Skater nach Rhauderfehn abgewandert

Der Umzug des Skateparks an den jetzigen Standort am Jugendzentrum ging mit einer Verkleinerung der Anlage einher. „Sie hat sich quasi auf 450 Quadratmeter halbiert“, erklärte Eilers. Aufgrund dessen sowie der nicht mehr zeitgemäßen Ausstattung hätten sich viele Jugendliche von der Anlage in Papenburg abgewandt und sich in Rhauderfehn, wo 2012 ein neuer Skatepark entstand, eine neue Heimat gesucht. Zu diesem Ergebnis kam auch eine Online-Befragung des städtischen Jugendvorstands im vergangenen Jahr, die abfragte, wie zeitgemäß die Skateranlage beim Jugendzentrum noch ist.

Standort steht nicht zur Debatte

Eilers zufolge ist die jetzige Anlage auch sehr wartungs- und kostenintensiv und weise aufgrund eines löchrigen Untergrunds zudem eine hohe Verletzungsgefahr auf. Seit Anfang der Woche ist die Skateranlage gesperrt und wird nach Mitteilung von Stadtjugendpfleger Dietmar Nee über die Wintermonate abgebaut.

Wie Fachdienstleiter Eilers während der Sitzung weiter ausführte, ist die Verwaltung bei den Planungen für den neuen Skatepark im ständigen Austausch mit dem Verein „Four Wheels“, der sich im vergangenen Jahr gründete, um sich für die Skaterszene in Papenburg einzusetzen. Am Standort auf dem Marktplatz soll bei den Überlegungen nicht gerüttelt werden. „Die Fläche direkt am Jugendzentrum ist gut, weil es dort unter anderem Unterstellflächen und Sanitäranlagen gibt“, so Eilers. Zudem sei dadurch eine Kontrolle durch das JUZ-Personal gewährleistet.

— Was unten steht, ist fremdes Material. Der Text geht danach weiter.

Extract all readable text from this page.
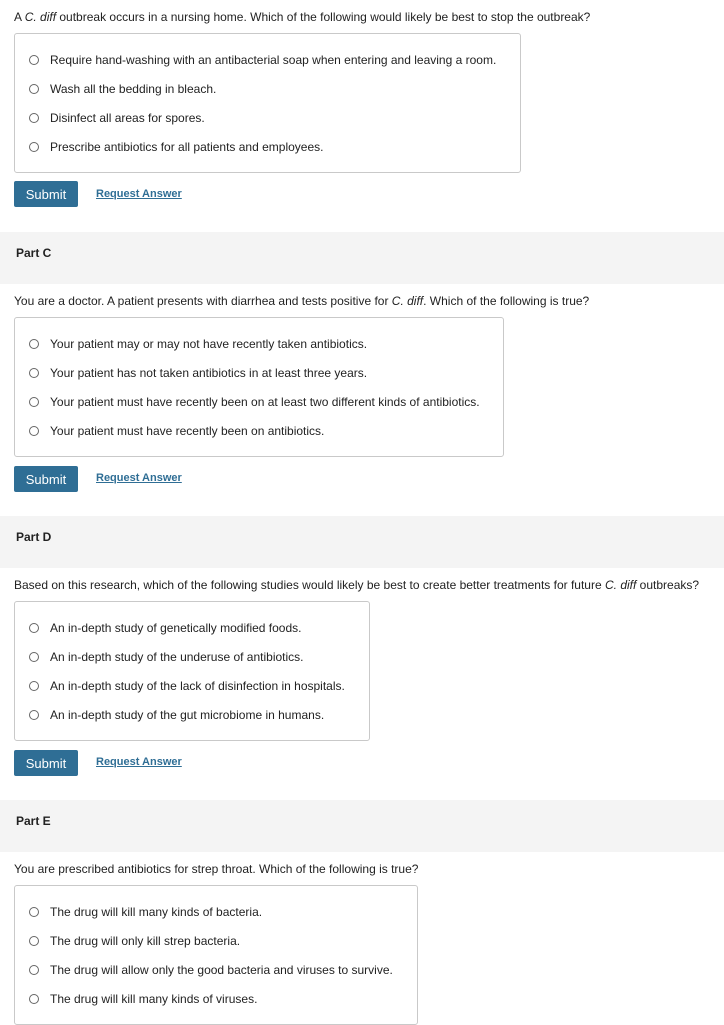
A C. diff outbreak occurs in a nursing home. Which of the following would likely be best to stop the outbreak?
Require hand-washing with an antibacterial soap when entering and leaving a room.
Wash all the bedding in bleach.
Disinfect all areas for spores.
Prescribe antibiotics for all patients and employees.
Submit	Request Answer
Part C
You are a doctor. A patient presents with diarrhea and tests positive for C. diff. Which of the following is true?
Your patient may or may not have recently taken antibiotics.
Your patient has not taken antibiotics in at least three years.
Your patient must have recently been on at least two different kinds of antibiotics.
Your patient must have recently been on antibiotics.
Submit	Request Answer
Part D
Based on this research, which of the following studies would likely be best to create better treatments for future C. diff outbreaks?
An in-depth study of genetically modified foods.
An in-depth study of the underuse of antibiotics.
An in-depth study of the lack of disinfection in hospitals.
An in-depth study of the gut microbiome in humans.
Submit	Request Answer
Part E
You are prescribed antibiotics for strep throat. Which of the following is true?
The drug will kill many kinds of bacteria.
The drug will only kill strep bacteria.
The drug will allow only the good bacteria and viruses to survive.
The drug will kill many kinds of viruses.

2020 wird Skaten olympisch

Dem Fachdienstleiter zufolge geht es im nächsten Schritt nun darum, zu ermitteln, was für Papenburg geeignet ist. Er zeigt sich überzeugt, dass der Zuspruch weiter zunehmen wird. „2020 wird Skaten olympisch und somit eine anerkannte Sportart. Das geht einher mit einer erhöhten Öffentlichkeit fürs Skaten und wir wollen sehen, dem Bedarf gerecht zu werden.“

Gemeinsam mit der hiesigen Skatergemeinde soll eine Lösung erarbeitet werden, die eventuell das ganze Außengelände des Jugendzentrums mit einbindet. „Wir wollen eine Anlage auf die Beine stellen, die sich von der in Rhauderfehn abhebt“, teilte Eilers mit. Als Kosten nannte er eine Summe in Höhe von 200.000 Euro.

„Steht uns gut zu Gesicht“

Ausschussmitglied Heiner Butke (CDU) teilte mit, dass seine Fraktion dem Vorhaben positiv gegenüber steht, auch wenn einen der hohe Preis „erst einmal erschlägt“. Das Jugendzentrum werde dadurch aufgewertet und für die Jugend in der Stadt sei es ein wichtiges Zeichen. „Die Angebote in Papenburg für unsere Jugend sind eher mau. Von daher steht uns ein moderner Skatepark gut zu Gesicht“, so Butke.

Auch für BMX-Fahrer

Ralf Uchtmann von der UWG nannte die Pläne eine „tolle Sache“ und lobte, dass die Jugendlichen bei der Ausarbeitung mit einbezogen werden. Jugendvertreter Jaro Middendorf führte aus, dass die Anlage nicht ausschließlich von Skatern genutzt werden könnte, sondern auch BMX-Fahrer dort eine Möglichkeit finden sollen, ihrem Sport nachzugehen.